Site icon PinterPolitik.com

Jokowi, Korupsi, dan Regulasi Nirguna

Jokowi Korupsi dan Regulasi Nirguna

Presiden Joko Widodo. (Foto: Reuters)

Tingkat kepercayaan publik pada lembaga-lembaga negara, termasuk Presiden Joko Widodo (Jokowi), terus menurun. Hal ini bisa jadi berkaitan dengan terungkapnya kasus-kasus korupsi dan revisi UU KPK yang memicu polemik. Mungkin, pemerintahan Jokowi perlu berhenti mengeluarkan kebijakan dan regulasi yang nirguna.


PinterPolitik.com

“Kita pernah punya pemimpin bangsa sekaliber Sukarno, Mohammad Hatta, Sjahrir, dan Tan Malaka yang sudah merevolusi mental masing-masing, tapi sekarang kita tidak pernah lagi memiliki pemimpin bangsa. Kita hanya punya pejabat” – Anhar Gonggong, sejarawan asal Indonesia

Presiden Joko Widodo (Jokowi) menekankan pentingnya revolusi mental pejabat negara dan pejabat daerah, khususnya mengubah mental koruptif yang telah banyak merugikan bangsa dan negara. Jokowi juga menekankan pentingnya menyederhanakan alur perizinan dan regulasi yang selama ini tidak efektif. Hal itu disampaikannya dalam Rapat Koordinasi Nasional Pemerintah Pusat dan Forum Komunikasi Pimpinan Daerah di Bogor beberapa waktu lalu.

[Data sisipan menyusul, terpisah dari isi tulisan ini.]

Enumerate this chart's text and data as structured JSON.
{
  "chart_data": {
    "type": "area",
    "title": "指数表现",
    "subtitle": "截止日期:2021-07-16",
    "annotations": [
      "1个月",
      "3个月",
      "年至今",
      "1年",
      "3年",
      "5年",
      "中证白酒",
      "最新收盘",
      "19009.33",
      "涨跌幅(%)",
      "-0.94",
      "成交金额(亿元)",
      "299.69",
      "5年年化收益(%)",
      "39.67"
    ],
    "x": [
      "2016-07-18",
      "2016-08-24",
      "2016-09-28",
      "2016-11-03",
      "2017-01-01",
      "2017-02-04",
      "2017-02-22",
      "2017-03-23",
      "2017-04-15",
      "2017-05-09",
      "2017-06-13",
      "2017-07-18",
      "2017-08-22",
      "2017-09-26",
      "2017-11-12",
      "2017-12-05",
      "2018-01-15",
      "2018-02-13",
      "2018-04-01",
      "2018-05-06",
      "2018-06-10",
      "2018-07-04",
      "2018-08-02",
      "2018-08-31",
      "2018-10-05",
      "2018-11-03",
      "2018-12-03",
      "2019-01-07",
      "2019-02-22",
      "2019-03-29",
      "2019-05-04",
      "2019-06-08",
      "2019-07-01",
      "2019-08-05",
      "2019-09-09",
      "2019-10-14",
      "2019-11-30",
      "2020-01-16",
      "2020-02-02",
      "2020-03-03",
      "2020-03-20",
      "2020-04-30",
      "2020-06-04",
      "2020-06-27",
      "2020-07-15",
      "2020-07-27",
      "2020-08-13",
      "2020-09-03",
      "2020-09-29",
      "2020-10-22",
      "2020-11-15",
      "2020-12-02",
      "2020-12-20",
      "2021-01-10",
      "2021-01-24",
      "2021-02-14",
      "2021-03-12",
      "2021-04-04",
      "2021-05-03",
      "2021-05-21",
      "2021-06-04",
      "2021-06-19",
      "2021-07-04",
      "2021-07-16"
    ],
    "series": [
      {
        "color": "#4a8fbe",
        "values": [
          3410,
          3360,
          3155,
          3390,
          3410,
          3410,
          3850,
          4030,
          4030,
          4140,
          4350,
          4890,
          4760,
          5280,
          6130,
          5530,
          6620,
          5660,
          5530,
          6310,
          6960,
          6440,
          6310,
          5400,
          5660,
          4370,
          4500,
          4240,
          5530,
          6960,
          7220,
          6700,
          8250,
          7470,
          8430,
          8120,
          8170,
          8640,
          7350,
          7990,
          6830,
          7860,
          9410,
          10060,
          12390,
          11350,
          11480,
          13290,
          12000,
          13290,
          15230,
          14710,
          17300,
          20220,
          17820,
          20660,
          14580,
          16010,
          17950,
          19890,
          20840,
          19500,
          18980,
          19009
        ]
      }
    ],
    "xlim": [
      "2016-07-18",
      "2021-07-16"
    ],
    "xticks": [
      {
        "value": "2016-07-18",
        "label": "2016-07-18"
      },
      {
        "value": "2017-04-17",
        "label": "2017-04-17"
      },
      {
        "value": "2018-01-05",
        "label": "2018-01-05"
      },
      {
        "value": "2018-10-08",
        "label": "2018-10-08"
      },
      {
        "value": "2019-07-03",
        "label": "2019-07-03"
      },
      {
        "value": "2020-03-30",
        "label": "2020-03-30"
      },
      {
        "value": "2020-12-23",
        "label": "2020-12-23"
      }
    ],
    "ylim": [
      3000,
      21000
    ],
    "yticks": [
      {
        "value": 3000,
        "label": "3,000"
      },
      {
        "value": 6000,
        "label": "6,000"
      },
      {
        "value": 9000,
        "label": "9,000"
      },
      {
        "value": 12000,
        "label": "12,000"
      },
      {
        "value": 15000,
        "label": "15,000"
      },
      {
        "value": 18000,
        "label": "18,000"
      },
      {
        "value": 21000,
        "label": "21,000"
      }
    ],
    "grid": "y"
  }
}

Momentum dilayangkannya gugatan itu sangatlah tepat. Selain berdekatan dengan momentum pelantikan pemimpin baru Indonesia – Presiden Jokowi dan Wakil Presiden Ma’ruf Amin, hal itu juga bertepatan dengan gentingnya substansi dan esensi dari kinerja pemerintah Indonesia. Deretan pejabat yang hanya berorientasi meraup keuntungan tanpa indikasi menjalankan pemerintahan dengan transparan telah menghasilkan sebuah identitas baru para pejabat pemerintahan Indonesia, yaitu mental koruptif yang melahirkan rantai korupsi yang seolah tak bisa diputus.

Presiden Jokowi memiliki banyak pekerjaan rumah (PR) di periode kedua kepemimpinannya. Masalah korupsi adalah salah satunya. Namun, komitmen presiden dalam pemberantasan korupsi akhir-akhir ini dipertanyakan.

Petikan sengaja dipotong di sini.